Despite a slowing economy, the Budget does not envisage any major stimulus through the budgeted fiscal deficit figures, said Goldman Sachs.
Most foreign and domestic brokerages have given a thumbs-down to the Budget 2020 proposals unveiled last week and called it a missed opportunity for the government to revive economic growth.
Auguring that the proposals will not be able to lift economic sentiment as measured by the gross domestic product (GDP), they see more pain for the economy - at least in the short-to-medium term.
While the markets showed their displeasure during the special trading session on Saturday with the S&P BSE Sensex slipping nearly 1,000 points - their worst Budget-day showing since 2009, they remained range-bound in trade on Monday.
Here is what leading brokerages said.
The budget provides a more transparent set of fiscal accounts, focuses on improving quality of expenditure with capex-driven spending and raising resources through asset sales.
The fiscal deficit target indicates marginal consolidation, which looks achievable.
It may have missed the opportunity to significantly lift availability of risk capital by not removing long-term capital gains tax.
The budget does not provide help for the ailing rural economy and implies that growth may not show a V-shaped recovery.
It also falls short on laying down a bigger privatisation agenda.
The market expressed disappointment since expectations around these may have been high.
We continue to prefer domestic cyclical midcap value stocks.
Despite a slowing economy, the budget does not envisage any major stimulus through the budgeted fiscal deficit figures, with the FY21 targeted fiscal deficit to decline to 3.5 per cent of GDP, compared to 3.8 per cent of GDP for FY20.
With budgeted nominal GDP growth of 10 per cent y-o-y and gross tax revenue growth of 12 per cent y-o-y, the implied tax buoyancy stands at 1.2 which continues to appear ambitious versus the 0.5 tax buoyancy achieved in FY20.
Unless there is a sharp increase in tax compliance, we think it is quite likely that the government will have to cut current spending, as was the case in FY20.
Given fears of an outright fiscal stimulus, the budget is prudent relative to expectations.
We see a potential revenue disappointment of around 0.5 per cent of GDP, which will likely result in lower spending and a partial fiscal slip.
We expect a fiscal deficit of 3.7 per cent of GDP in FY21, a slip of 0.2 percentage points.
Overall, the budget appears to avoid growth short-cuts in favor of more durable growth drivers.
Execution of this intent remains the key risk.
We see the budget as largely neutral for growth and inflation.
A prolonged deleveraging cycle and a clogged financial sector mean that any growth recovery from the current downturn will take much longer.
We expect GDP growth to slow further to 4.3 per cent in Q4 2019 from 4.5 per cent in Q3, and see a below-trend growth of 5.7 per cent in FY21 from 4.7 per cent in FY20.
Equity market’s expectations of a significant growth push - through either major tax cuts (individual, capital gains), or real estate stimulus did not come through.
To be fair, the government did provide some tax relief to individuals, but that is limited in size and comes at a cost.
We think the markets' disappointment with the budget will last a short while, post which MSCI India should continue to move with emerging markets (EM).
The recent mid-cap excitement could lose steam though.
Indian GDP growth should improve on base effects, monetary stimulus and an auto sales recovery.
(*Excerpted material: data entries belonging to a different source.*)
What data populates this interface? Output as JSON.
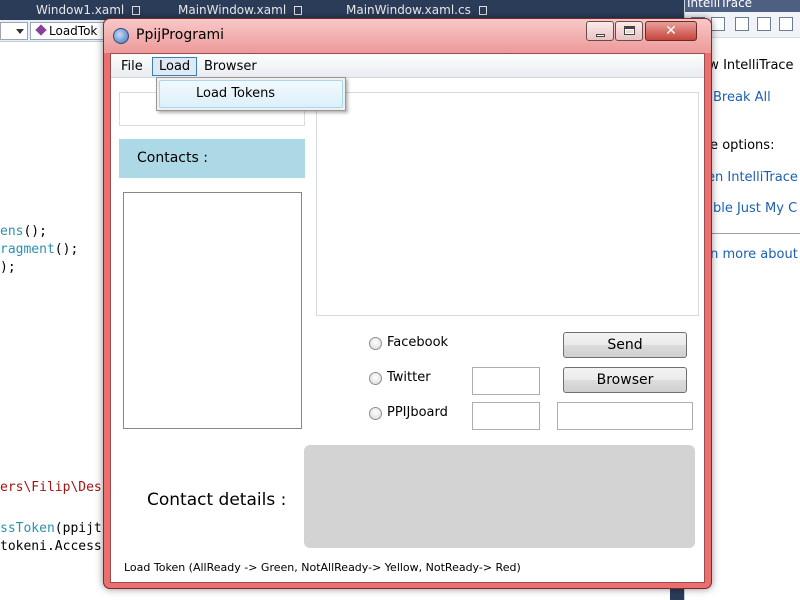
{
  "ide": {
    "tabs": [
      "Window1.xaml",
      "MainWindow.xaml",
      "MainWindow.xaml.cs"
    ],
    "member_dropdown": "LoadTok",
    "code_lines": [
      {
        "plain": "",
        "colored": "ens",
        "suffix": "();",
        "color": "teal"
      },
      {
        "plain": "",
        "colored": "ragment",
        "suffix": "();",
        "color": "teal"
      },
      {
        "plain": ");",
        "colored": "",
        "suffix": "",
        "color": "none"
      },
      {
        "plain": "",
        "colored": "ers\\Filip\\Des",
        "suffix": "",
        "color": "red"
      },
      {
        "plain": "",
        "colored": "ssToken",
        "suffix": "(ppijt",
        "color": "teal"
      },
      {
        "plain": "tokeni.Access",
        "colored": "",
        "suffix": "",
        "color": "none"
      }
    ],
    "panel": {
      "title": "IntelliTrace",
      "line1": "view IntelliTrace",
      "link_break": "Break All",
      "options": "re options:",
      "link_open": "en IntelliTrace",
      "link_enable": "able Just My C",
      "link_learn": "rn more about"
    }
  },
  "app": {
    "title": "PpijProgrami",
    "close_glyph": "✕",
    "menu": {
      "file": "File",
      "load": "Load",
      "browser": "Browser"
    },
    "load_menu_items": [
      "Load Tokens"
    ],
    "contacts_header": "Contacts :",
    "radios": {
      "facebook": "Facebook",
      "twitter": "Twitter",
      "ppij": "PPIJboard"
    },
    "buttons": {
      "send": "Send",
      "browser": "Browser"
    },
    "contact_details_label": "Contact details :",
    "status_text": "Load Token (AllReady -> Green, NotAllReady-> Yellow, NotReady-> Red)"
  },
  "colors": {
    "window_frame": "#ed6e6e",
    "contacts_header_bg": "#add8e6",
    "details_panel_bg": "#d3d3d3",
    "menu_highlight": "#3c7fb1"
  }
}
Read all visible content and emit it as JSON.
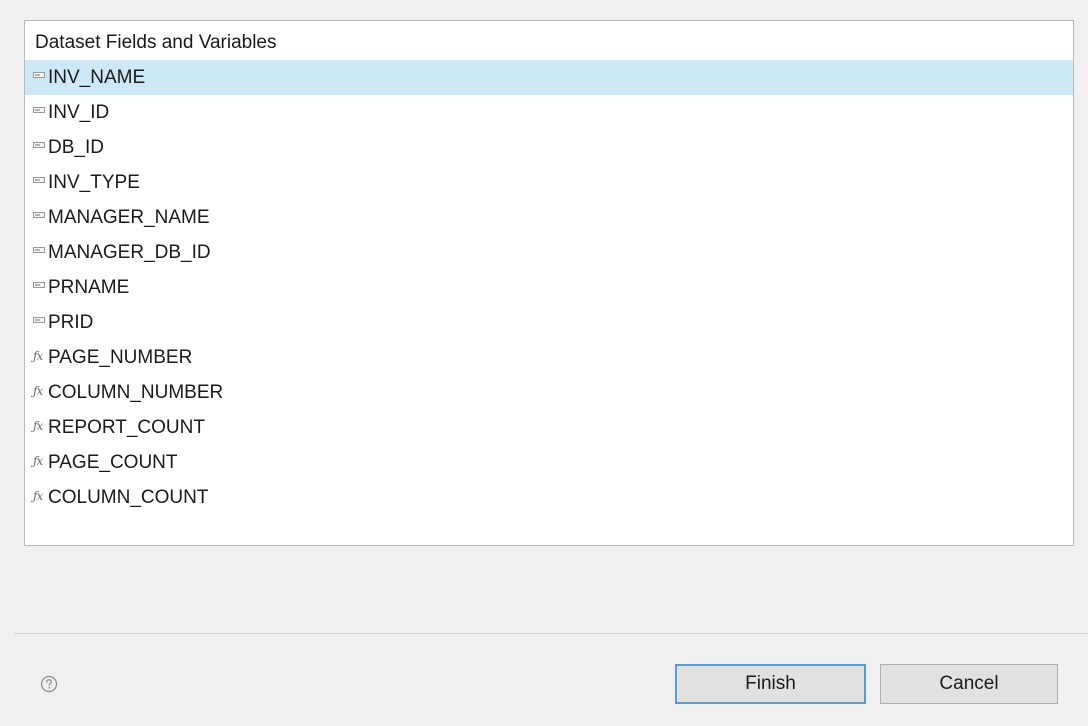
{
  "list": {
    "header": "Dataset Fields and Variables",
    "selected_index": 0,
    "items": [
      {
        "label": "INV_NAME",
        "kind": "field",
        "icon": "field-icon"
      },
      {
        "label": "INV_ID",
        "kind": "field",
        "icon": "field-icon"
      },
      {
        "label": "DB_ID",
        "kind": "field",
        "icon": "field-icon"
      },
      {
        "label": "INV_TYPE",
        "kind": "field",
        "icon": "field-icon"
      },
      {
        "label": "MANAGER_NAME",
        "kind": "field",
        "icon": "field-icon"
      },
      {
        "label": "MANAGER_DB_ID",
        "kind": "field",
        "icon": "field-icon"
      },
      {
        "label": "PRNAME",
        "kind": "field",
        "icon": "field-icon"
      },
      {
        "label": "PRID",
        "kind": "field",
        "icon": "field-icon"
      },
      {
        "label": "PAGE_NUMBER",
        "kind": "variable",
        "icon": "fx-icon"
      },
      {
        "label": "COLUMN_NUMBER",
        "kind": "variable",
        "icon": "fx-icon"
      },
      {
        "label": "REPORT_COUNT",
        "kind": "variable",
        "icon": "fx-icon"
      },
      {
        "label": "PAGE_COUNT",
        "kind": "variable",
        "icon": "fx-icon"
      },
      {
        "label": "COLUMN_COUNT",
        "kind": "variable",
        "icon": "fx-icon"
      }
    ]
  },
  "footer": {
    "help_icon": "help-icon",
    "finish_label": "Finish",
    "cancel_label": "Cancel"
  },
  "colors": {
    "selection": "#cde8f7",
    "default_button_border": "#5b9bd5",
    "background": "#f0f0f0"
  }
}
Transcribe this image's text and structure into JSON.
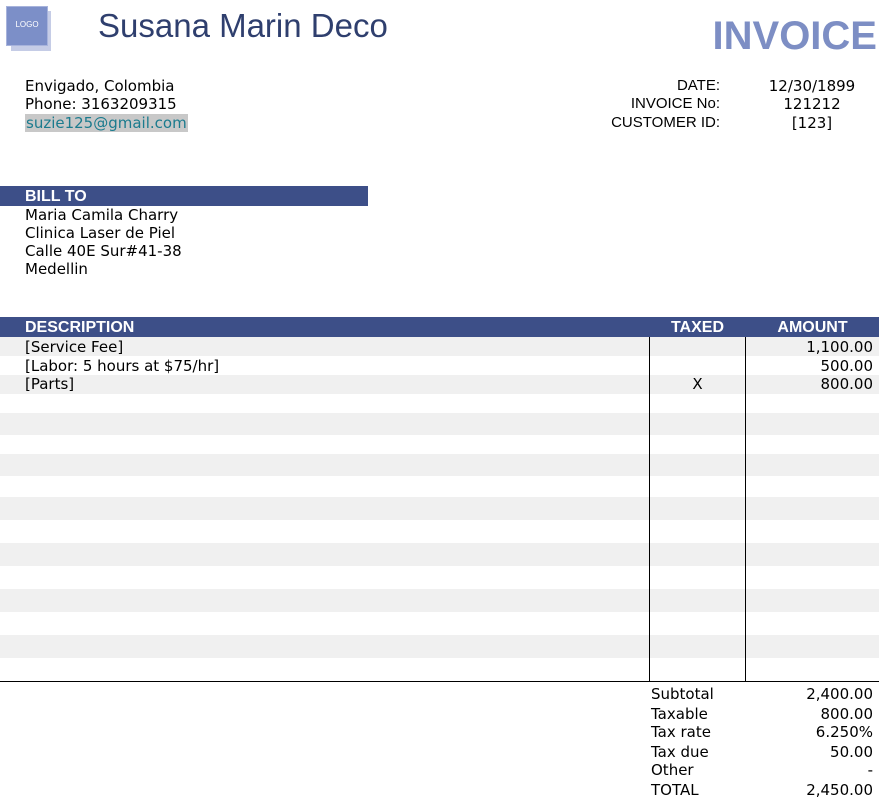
{
  "header": {
    "logo_text": "LOGO",
    "company_name": "Susana Marin Deco",
    "doc_title": "INVOICE"
  },
  "sender": {
    "city": "Envigado, Colombia",
    "phone": "Phone: 3163209315",
    "email": "suzie125@gmail.com"
  },
  "meta": [
    {
      "label": "DATE:",
      "value": "12/30/1899"
    },
    {
      "label": "INVOICE No:",
      "value": "121212"
    },
    {
      "label": "CUSTOMER ID:",
      "value": "[123]"
    }
  ],
  "bill_to": {
    "heading": "BILL TO",
    "lines": [
      "Maria Camila Charry",
      "Clinica Laser de Piel",
      "Calle 40E Sur#41-38",
      "Medellin"
    ]
  },
  "table": {
    "headers": {
      "description": "DESCRIPTION",
      "taxed": "TAXED",
      "amount": "AMOUNT"
    },
    "rows": [
      {
        "description": "[Service Fee]",
        "taxed": "",
        "amount": "1,100.00"
      },
      {
        "description": "[Labor: 5 hours at $75/hr]",
        "taxed": "",
        "amount": "500.00"
      },
      {
        "description": "[Parts]",
        "taxed": "X",
        "amount": "800.00"
      }
    ]
  },
  "totals": [
    {
      "label": "Subtotal",
      "value": "2,400.00"
    },
    {
      "label": "Taxable",
      "value": "800.00"
    },
    {
      "label": "Tax rate",
      "value": "6.250%"
    },
    {
      "label": "Tax due",
      "value": "50.00"
    },
    {
      "label": "Other",
      "value": "-"
    },
    {
      "label": "TOTAL",
      "value": "2,450.00"
    }
  ],
  "colors": {
    "header_bar": "#3d4f88",
    "title": "#7d8ec4",
    "company": "#2f3f6e",
    "stripe": "#f0f0f0"
  }
}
Investors now have to revert to focusing on top down US Fed-driven global liquidity/risk appetite trends, and bottom up profit after tax (PAT) numbers.
From the economy perspective, in sharp contrast to expectations, there were no major boosts to consumption as we had hoped.
Another concern is that investments by the government and central public sector enterprises (CPSEs) are budgeted to remain stagnant in financial year 2020-21 (FY21).
With the fiscal policy accepting its limits and the inefficacy of monetary easing, a meaningful economic revival may not pan out next year.
FY20 revenues are still assuming sharp buoyancy in Q4FY20, which may not come through, and, therefore, could necessitate expenditure rationalisation.
That said, FY21 tax collections growth budgeted at 12 per cent YoY looks reasonable.
It’s the optimism on non-tax collections front (telecom, divestments) that may challenge the fiscal math.
Overall, from a business cycle standpoint, aggregate fiscal push is missing.
We think, given weak demand, consolidation could have waited.
Thus, the economy, at best, will see a modest bounce aided by liquidity easing, normalisation in farm cash flows amid rising food inflation, and stabilisation in exports. But the virtuous economic cycle may still be distant.